I know. We’ve heard it all. So much so, in fact, that it’s tempting to suggest that this week we reached Peak Zumxit, that cacophony of reportage, speculation and rumour-mongering suggesting that Jacob Zuma is seconds from resignation. Tempting, but inaccurate: it’s been Peak Zumxit for months. Indeed, some pundits have cried “Wolf!” so many times that I’d want a second opinion even if they pointed out an actual wolf, actually chewing off my foot.
To be fair, though, I understand why there are so many premature ejaculators in our press. South Africa’s long-awaited Zumectomy – the surgical removal of a malignant tumour from our body politic – is the biggest story of the last decade, and every journalist worth his or her salt wants to be first.
Fortunately I’m not a journalist, which means I’m free to stand in solidarity with the unremembered heroes of pointless journalism: those poor sods who filed their reports shortly before the Big One broke and who, through a cruel twist of fate and timing, fell short of posterity by a few hours.
I can imagine all those dutiful, instantly forgotten updates, drifting like dry leaves across the pavement of journalistic irrelevance. “Unsinkable Titanic Reaches Mid-Atlantic”; “German Troops Just Doing Routine Check of Polish Border Fence”; “Neil Armstrong Gets Cramp In Left Buttock, Asks ‘Are We There Yet?’ ” …So yes. I understand why, in the face of so much potential disappointment, local journalists keep jumping the gun.
Not that Zuma’s exit will be anything near as historic as those other moments, of course. In fact I’m not even sure that journalists are the best people to report on a rather slippery pond-dweller slithering off into darkness. Perhaps David Attenborough?
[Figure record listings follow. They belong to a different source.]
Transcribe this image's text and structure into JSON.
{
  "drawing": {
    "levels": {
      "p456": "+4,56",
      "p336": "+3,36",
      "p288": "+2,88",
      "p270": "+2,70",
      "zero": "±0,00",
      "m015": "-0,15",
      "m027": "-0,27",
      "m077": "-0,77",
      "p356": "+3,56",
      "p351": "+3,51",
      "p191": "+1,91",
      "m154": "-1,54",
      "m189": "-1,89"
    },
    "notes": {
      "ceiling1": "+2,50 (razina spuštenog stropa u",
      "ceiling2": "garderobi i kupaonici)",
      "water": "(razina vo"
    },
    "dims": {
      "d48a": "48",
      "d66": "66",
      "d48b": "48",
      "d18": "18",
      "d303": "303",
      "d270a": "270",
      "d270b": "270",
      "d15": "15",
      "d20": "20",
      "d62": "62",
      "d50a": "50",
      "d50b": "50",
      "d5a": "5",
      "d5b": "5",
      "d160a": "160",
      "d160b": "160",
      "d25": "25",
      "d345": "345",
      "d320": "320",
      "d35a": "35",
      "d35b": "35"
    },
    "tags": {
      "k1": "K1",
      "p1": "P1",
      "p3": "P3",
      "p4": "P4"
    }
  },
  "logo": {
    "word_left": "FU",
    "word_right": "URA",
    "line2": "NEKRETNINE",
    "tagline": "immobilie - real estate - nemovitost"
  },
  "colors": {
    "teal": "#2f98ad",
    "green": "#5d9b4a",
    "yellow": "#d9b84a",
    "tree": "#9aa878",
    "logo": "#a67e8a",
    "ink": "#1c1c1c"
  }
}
“Meanwhile, back in the swamp, the common spotted Zuma has enjoyed the night. Preened by tiny parasites and feasting on swarms of passing taxpayers, it has been the undisputed lord of this distant woodland backwater. But now the dawn is coming, and it is time for it to retreat to its burrow and hide from roving herds of prosecutors …”
When will the dawn come and what will it bring? I have no idea and, with respect to their skill and determination, neither do many of our journalists. All of us are simply waiting and watching. But one thing we do know: the dawn always comes. For realsies.